Todo esse mal contemporâneo são algumas formas de demonstrar que “algo” não está bem.

 

Quando recebemos esses adolescentes no consultório, nos deparamos com sujeitos frágeis, que nos dizem não saber o que fazer para aceitar essa nova posição na vida: “não sou mais criança”, mas ainda se sentem, às vezes, “como uma…” dizem-nos.

Quando constatam que seu corpo cresceu, “e agora o que fazer?

Que curso escolher, “Que parceiro?”, se até agora o pai e a mãe bastaram?

Eram suas referências, bússola que os orientavam no mundo.

 

Deparam-se muitas vezes com pais que também sofrem (cada um com o que lhe cabe) que ficam aflitos diante de inúmeras mudanças dos filhos.

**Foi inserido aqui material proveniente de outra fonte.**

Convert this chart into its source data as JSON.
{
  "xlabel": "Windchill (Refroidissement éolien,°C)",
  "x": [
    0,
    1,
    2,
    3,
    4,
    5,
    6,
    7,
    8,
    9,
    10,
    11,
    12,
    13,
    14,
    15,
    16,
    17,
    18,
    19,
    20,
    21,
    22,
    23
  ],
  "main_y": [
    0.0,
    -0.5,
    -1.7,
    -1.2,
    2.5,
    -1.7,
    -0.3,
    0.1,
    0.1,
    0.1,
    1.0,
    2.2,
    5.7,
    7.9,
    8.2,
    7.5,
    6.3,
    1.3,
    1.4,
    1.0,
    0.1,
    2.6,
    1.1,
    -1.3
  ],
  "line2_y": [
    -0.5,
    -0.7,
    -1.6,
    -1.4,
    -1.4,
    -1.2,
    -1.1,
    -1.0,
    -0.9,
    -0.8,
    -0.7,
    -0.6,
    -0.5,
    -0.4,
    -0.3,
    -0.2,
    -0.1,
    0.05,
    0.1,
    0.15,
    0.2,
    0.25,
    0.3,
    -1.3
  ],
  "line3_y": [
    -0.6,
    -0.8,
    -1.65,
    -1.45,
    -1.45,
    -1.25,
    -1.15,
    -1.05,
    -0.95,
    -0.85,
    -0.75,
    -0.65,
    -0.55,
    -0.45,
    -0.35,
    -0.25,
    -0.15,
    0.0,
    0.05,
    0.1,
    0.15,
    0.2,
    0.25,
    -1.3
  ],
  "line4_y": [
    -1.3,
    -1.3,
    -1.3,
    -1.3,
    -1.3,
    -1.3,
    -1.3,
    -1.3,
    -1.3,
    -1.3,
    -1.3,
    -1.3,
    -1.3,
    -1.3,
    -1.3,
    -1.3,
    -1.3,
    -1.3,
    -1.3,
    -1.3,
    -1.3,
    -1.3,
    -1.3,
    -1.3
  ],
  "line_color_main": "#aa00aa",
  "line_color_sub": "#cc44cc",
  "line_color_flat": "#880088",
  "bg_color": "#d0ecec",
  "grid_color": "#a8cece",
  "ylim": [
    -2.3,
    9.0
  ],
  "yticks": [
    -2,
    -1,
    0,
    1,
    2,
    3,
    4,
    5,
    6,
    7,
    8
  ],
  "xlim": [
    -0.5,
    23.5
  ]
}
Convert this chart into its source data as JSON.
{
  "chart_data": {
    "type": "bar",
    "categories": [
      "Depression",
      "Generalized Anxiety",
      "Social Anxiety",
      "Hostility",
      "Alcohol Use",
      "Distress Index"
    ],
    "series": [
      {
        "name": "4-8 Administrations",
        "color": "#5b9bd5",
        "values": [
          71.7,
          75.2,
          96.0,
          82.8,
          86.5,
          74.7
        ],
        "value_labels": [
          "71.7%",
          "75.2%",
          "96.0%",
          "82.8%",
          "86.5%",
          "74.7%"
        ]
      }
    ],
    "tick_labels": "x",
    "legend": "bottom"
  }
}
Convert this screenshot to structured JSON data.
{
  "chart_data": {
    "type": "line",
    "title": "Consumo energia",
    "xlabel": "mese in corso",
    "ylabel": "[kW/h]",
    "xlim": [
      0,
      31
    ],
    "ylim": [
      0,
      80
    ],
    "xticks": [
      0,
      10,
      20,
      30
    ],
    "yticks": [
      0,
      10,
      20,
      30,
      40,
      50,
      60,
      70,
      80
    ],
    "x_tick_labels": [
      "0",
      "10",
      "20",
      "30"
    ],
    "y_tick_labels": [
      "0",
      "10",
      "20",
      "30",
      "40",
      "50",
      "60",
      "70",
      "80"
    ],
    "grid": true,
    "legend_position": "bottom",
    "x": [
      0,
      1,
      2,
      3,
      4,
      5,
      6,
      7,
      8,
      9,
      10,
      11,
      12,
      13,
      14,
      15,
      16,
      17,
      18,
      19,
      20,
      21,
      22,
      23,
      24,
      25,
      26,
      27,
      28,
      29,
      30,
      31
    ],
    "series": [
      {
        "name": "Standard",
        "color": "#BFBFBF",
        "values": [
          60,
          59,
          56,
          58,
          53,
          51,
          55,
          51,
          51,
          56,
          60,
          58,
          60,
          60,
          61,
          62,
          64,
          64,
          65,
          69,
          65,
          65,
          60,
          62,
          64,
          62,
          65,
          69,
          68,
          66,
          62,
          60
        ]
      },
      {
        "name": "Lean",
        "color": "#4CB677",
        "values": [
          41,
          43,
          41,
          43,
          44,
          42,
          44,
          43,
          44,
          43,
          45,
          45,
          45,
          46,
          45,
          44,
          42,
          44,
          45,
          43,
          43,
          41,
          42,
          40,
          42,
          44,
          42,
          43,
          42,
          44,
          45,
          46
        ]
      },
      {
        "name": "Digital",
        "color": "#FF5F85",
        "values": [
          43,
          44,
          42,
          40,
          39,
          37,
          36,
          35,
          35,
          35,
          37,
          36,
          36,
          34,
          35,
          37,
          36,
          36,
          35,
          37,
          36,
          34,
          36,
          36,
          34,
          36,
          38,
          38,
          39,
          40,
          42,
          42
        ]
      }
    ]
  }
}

E muitos adolescentes se perdem nessa “passagem para a vida adulta”, pois se recusam a abandonar o mundo das “fadas e dos príncipes encantados”…ou das “certezas e escolhas dos pais”.

 

Muitos pais que ainda tem um de seus “pés” na própria adolescência e assim, não suportam ver que seus filhos não são mais crianças, “menino ou menina”, e como consequência, podem fazer suas próprias escolhas.

 

Mas, não se trata de culpá-los e sim ajudá-los…, pois muitas vezes os próprios pais estão “perdidos”.

 

Não se trata de culpar quando um jovem tem um comportamento como esse e sim dar lugar para que ele fale sobre suas dores e sofrimento.

É necessário um tempo para que se fale do “não sentido”, do “sem sentido de sua vida”, de suas dúvidas, para que se possa encontrar uma outra forma de estar no mundo, com menos dores.

 

É falando de suas dores de crescimento, que os adolescentes podem fazer o luto do corpo infantil que “perderam”, do lugar que ocupavam e da imagem que tinham de seus pais. E assim, podem investir em experiências que lhe tragam bem-estar em vez de experiência que os aproximam da destruição e da morte.

 

Na infância eles eram orientados pela “certeza” do desejo de seus pais, que determinavam o que tinham que fazer, na adolescência “perdem” essa “bússola” e atravessam um “mar” de dúvidas e sofrimentos.

Quando o adolescente inicia um processo psicoterapêutico, ele começa a deslocar os seus sintomas.

Passa a se apropriar deles e dar outro sentido para sua vida. Acha o seu lugar no mundo, se posiciona diante dos atravessamentos contemporâneos, e se coloca no mundo adolescente de forma saudável.